From 2006 onwards, the franchisee carried on business as both a franchisee and subtenant of BB Franchising pursuant to a franchise agreement and sublease due to expire July 2016. In 2012 and 2013, the franchise was unprofitable and the franchisee purported to terminate the franchise and sublease by notice to BB Franchising effective December 31, 2013, after which date it argued it had no obligation to pay any royalties or rent.  As a result, BB Franchising purported to terminate the relationship by notice and counterclaimed for damages. While the franchisee asserted various grounds for relief, in the end it focused on whether the franchise agreement was mistakenly signed by BB Distributors, the parent company of BB Franchising, rather than BB Franchising. The franchisee asked the court to declare that there was a mutual mistake made by the parties. As a result of this alleged mutual mistake, the franchisee sought the rectification of the franchise agreement. The franchisee proposed that its agreement should be with 'BB Franchising,' not 'BB Distributors.' The rectification would create a new agreement, and the franchisee's right to rescind the franchise agreement under the Alberta Franchises Act would run from the date of rectification. Despite the creativity of this argument, the Court found no merit to these submissions.
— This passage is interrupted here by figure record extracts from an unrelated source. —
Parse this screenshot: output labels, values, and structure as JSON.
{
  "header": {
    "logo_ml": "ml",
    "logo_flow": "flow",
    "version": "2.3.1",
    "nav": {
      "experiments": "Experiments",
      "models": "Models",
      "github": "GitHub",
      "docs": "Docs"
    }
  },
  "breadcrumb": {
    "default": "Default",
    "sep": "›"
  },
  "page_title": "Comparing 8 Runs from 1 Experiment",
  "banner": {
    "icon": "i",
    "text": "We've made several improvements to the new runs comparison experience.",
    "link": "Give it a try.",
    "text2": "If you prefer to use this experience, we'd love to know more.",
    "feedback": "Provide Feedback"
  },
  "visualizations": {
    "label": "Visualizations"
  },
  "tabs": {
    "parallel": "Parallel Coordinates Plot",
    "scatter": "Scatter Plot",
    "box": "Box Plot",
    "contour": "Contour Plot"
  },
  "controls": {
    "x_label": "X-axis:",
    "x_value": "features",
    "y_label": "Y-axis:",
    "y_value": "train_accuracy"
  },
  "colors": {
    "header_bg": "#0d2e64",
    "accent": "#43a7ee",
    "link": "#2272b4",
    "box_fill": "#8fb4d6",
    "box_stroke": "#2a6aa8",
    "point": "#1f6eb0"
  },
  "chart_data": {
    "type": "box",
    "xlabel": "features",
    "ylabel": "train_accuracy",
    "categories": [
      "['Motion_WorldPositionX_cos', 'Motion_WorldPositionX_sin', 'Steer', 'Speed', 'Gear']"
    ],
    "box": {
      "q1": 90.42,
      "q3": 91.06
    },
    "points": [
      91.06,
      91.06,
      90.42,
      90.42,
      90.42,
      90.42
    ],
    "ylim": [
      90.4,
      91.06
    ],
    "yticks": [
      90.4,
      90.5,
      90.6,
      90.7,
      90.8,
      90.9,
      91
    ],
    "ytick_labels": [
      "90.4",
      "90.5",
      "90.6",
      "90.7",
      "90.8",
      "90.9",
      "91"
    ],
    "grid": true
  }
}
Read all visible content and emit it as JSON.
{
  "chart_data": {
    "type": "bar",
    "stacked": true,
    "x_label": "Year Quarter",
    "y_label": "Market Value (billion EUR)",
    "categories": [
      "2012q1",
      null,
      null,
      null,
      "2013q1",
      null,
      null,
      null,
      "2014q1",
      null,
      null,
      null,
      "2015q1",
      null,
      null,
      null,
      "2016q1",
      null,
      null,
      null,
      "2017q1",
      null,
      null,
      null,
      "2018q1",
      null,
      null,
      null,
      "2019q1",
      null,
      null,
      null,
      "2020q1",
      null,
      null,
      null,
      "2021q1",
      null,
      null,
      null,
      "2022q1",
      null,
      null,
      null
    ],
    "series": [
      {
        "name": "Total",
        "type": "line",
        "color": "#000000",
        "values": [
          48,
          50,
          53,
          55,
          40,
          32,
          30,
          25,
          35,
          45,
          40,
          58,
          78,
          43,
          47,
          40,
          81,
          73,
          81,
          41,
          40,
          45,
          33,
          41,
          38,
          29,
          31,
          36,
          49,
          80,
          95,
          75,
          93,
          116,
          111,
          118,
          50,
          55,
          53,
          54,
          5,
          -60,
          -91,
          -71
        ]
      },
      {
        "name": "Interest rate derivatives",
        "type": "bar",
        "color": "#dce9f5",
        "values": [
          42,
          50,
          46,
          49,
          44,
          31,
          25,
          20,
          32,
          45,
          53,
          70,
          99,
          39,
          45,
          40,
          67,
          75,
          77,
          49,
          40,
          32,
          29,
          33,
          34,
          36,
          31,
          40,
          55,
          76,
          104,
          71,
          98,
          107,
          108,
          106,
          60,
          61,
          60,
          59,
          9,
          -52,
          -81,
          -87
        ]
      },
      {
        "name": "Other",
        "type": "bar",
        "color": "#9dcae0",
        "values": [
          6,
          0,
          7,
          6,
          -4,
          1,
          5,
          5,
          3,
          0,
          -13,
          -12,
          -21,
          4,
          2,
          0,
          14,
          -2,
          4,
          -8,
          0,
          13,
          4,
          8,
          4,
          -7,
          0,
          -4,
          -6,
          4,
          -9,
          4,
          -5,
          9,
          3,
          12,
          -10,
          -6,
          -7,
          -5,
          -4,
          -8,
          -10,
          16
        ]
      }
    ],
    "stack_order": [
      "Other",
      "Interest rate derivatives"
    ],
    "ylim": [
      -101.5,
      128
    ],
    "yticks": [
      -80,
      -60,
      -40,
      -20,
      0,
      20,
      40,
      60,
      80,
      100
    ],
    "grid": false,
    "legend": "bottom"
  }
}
The Court held that there was no mistake and therefore, no need to rectify the franchise agreement.  BB Distributors' signature was simply a typographical error that was only on the signature page and that did not prevent the parties from carrying on business for seven years. It was clear from the evidence of conduct between the parties that the franchisor was BB Franchising. The Court also found that pursuant to section 13 of Alberta's Franchises Act, the franchisees' statutory rescission rights had expired in 2008, two years after entering into the franchise agreement, and therefore the franchisee was not entitled to rescind.
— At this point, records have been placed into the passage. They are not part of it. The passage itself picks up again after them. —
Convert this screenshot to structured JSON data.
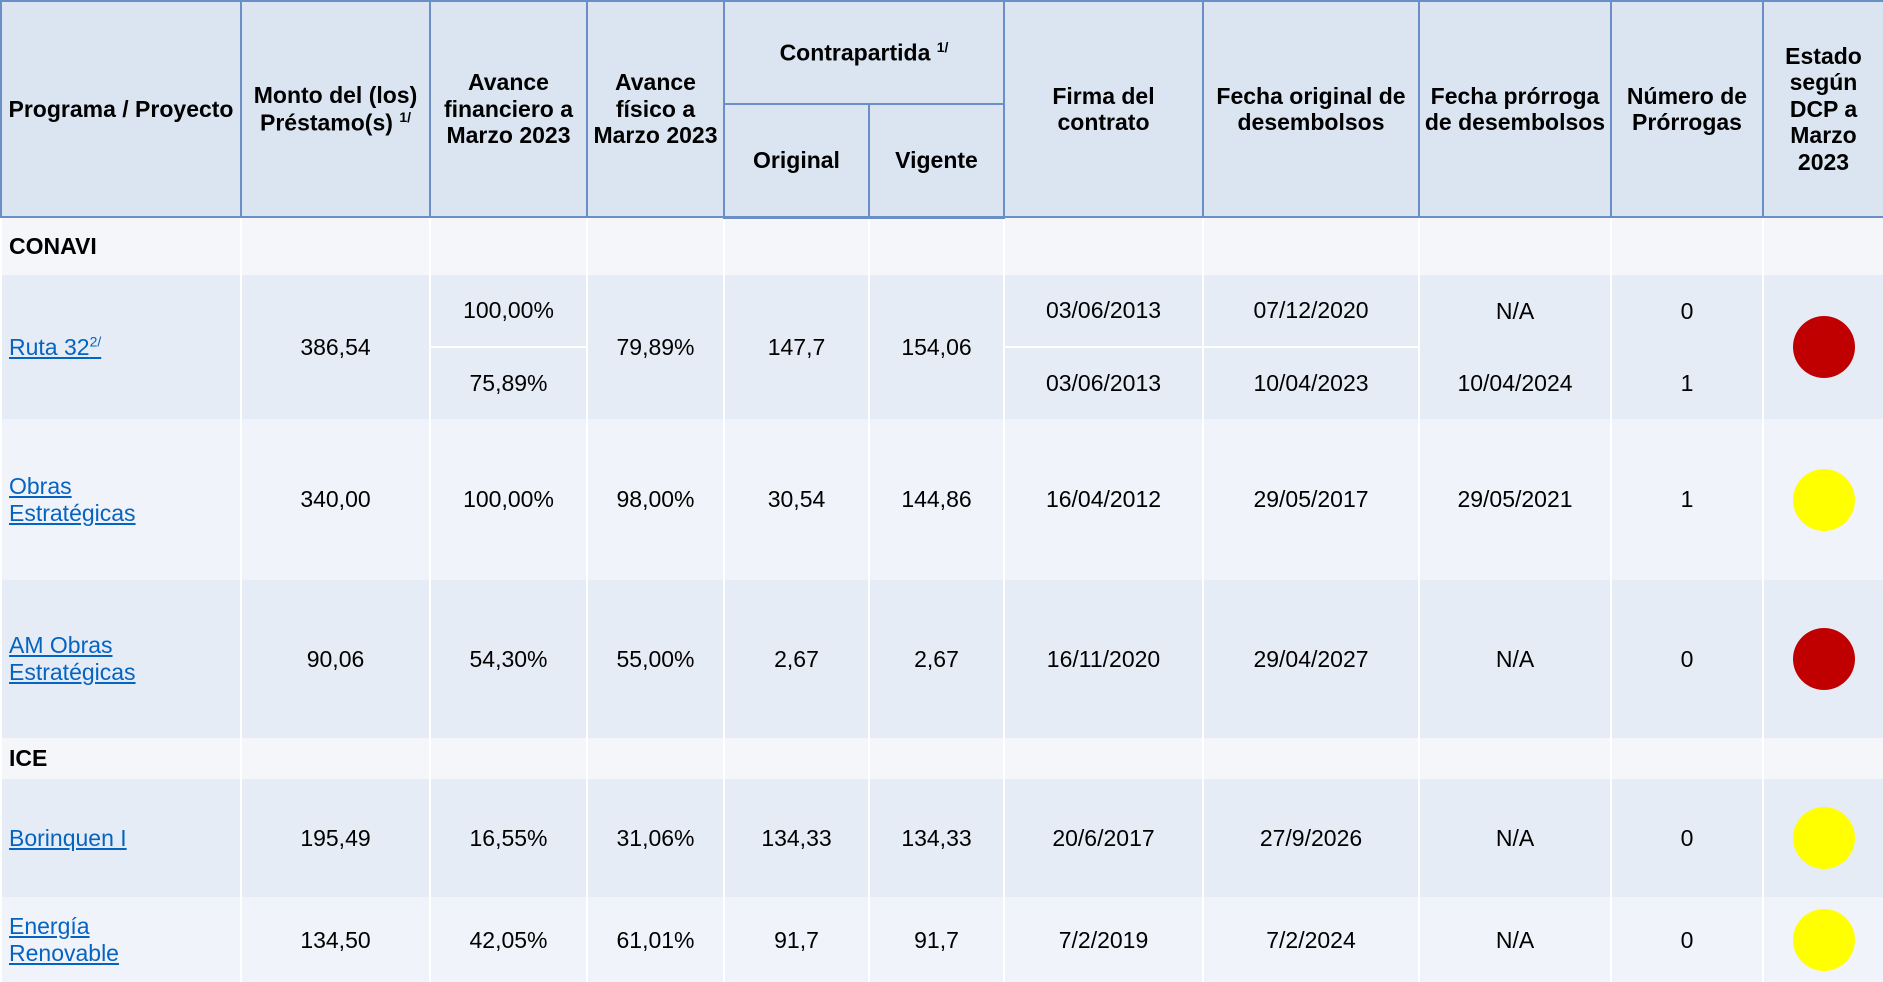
{
  "header": {
    "programa": "Programa / Proyecto",
    "monto": "Monto del (los) Préstamo(s)",
    "monto_note": "1/",
    "avance_financiero": "Avance financiero a Marzo 2023",
    "avance_fisico": "Avance físico a Marzo 2023",
    "contrapartida": "Contrapartida",
    "contrapartida_note": "1/",
    "original": "Original",
    "vigente": "Vigente",
    "firma": "Firma del contrato",
    "fecha_original": "Fecha original de desembolsos",
    "fecha_prorroga": "Fecha prórroga de desembolsos",
    "numero_prorrogas": "Número de Prórrogas",
    "estado": "Estado según DCP a Marzo 2023"
  },
  "groups": [
    {
      "name": "CONAVI",
      "projects": [
        {
          "name": "Ruta 32",
          "note": "2/",
          "monto": "386,54",
          "avance_financiero": [
            "100,00%",
            "75,89%"
          ],
          "avance_fisico": "79,89%",
          "original": "147,7",
          "vigente": "154,06",
          "firma": [
            "03/06/2013",
            "03/06/2013"
          ],
          "fecha_original": [
            "07/12/2020",
            "10/04/2023"
          ],
          "fecha_prorroga": [
            "N/A",
            "10/04/2024"
          ],
          "numero_prorrogas": [
            "0",
            "1"
          ],
          "status_color": "#c00000"
        },
        {
          "name": "Obras Estratégicas",
          "monto": "340,00",
          "avance_financiero": "100,00%",
          "avance_fisico": "98,00%",
          "original": "30,54",
          "vigente": "144,86",
          "firma": "16/04/2012",
          "fecha_original": "29/05/2017",
          "fecha_prorroga": "29/05/2021",
          "numero_prorrogas": "1",
          "status_color": "#ffff00"
        },
        {
          "name": "AM Obras Estratégicas",
          "monto": "90,06",
          "avance_financiero": "54,30%",
          "avance_fisico": "55,00%",
          "original": "2,67",
          "vigente": "2,67",
          "firma": "16/11/2020",
          "fecha_original": "29/04/2027",
          "fecha_prorroga": "N/A",
          "numero_prorrogas": "0",
          "status_color": "#c00000"
        }
      ]
    },
    {
      "name": "ICE",
      "projects": [
        {
          "name": "Borinquen I",
          "monto": "195,49",
          "avance_financiero": "16,55%",
          "avance_fisico": "31,06%",
          "original": "134,33",
          "vigente": "134,33",
          "firma": "20/6/2017",
          "fecha_original": "27/9/2026",
          "fecha_prorroga": "N/A",
          "numero_prorrogas": "0",
          "status_color": "#ffff00"
        },
        {
          "name": "Energía Renovable",
          "monto": "134,50",
          "avance_financiero": "42,05%",
          "avance_fisico": "61,01%",
          "original": "91,7",
          "vigente": "91,7",
          "firma": "7/2/2019",
          "fecha_original": "7/2/2024",
          "fecha_prorroga": "N/A",
          "numero_prorrogas": "0",
          "status_color": "#ffff00"
        }
      ]
    }
  ]
}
While franchisors ought to be mindful that the correct entities are accounted for as signatories when executing their franchise agreements, this decision supports the notion that courts will be hesitant to order the rectification of a franchise agreement based on a typographical error, especially where there is no evidence, logic or authority suggesting that such an error would lead to the conclusion that the franchise had not been granted to the franchisee. Evidence of the parties' conduct may be enough to demonstrate a franchise relationship and a typographical error should not prevent the parties from carrying on their franchise operation.

Footnote

Hanewich v. Budget Brake & Muffler Franchising Ltd., 2016 ABQB 727.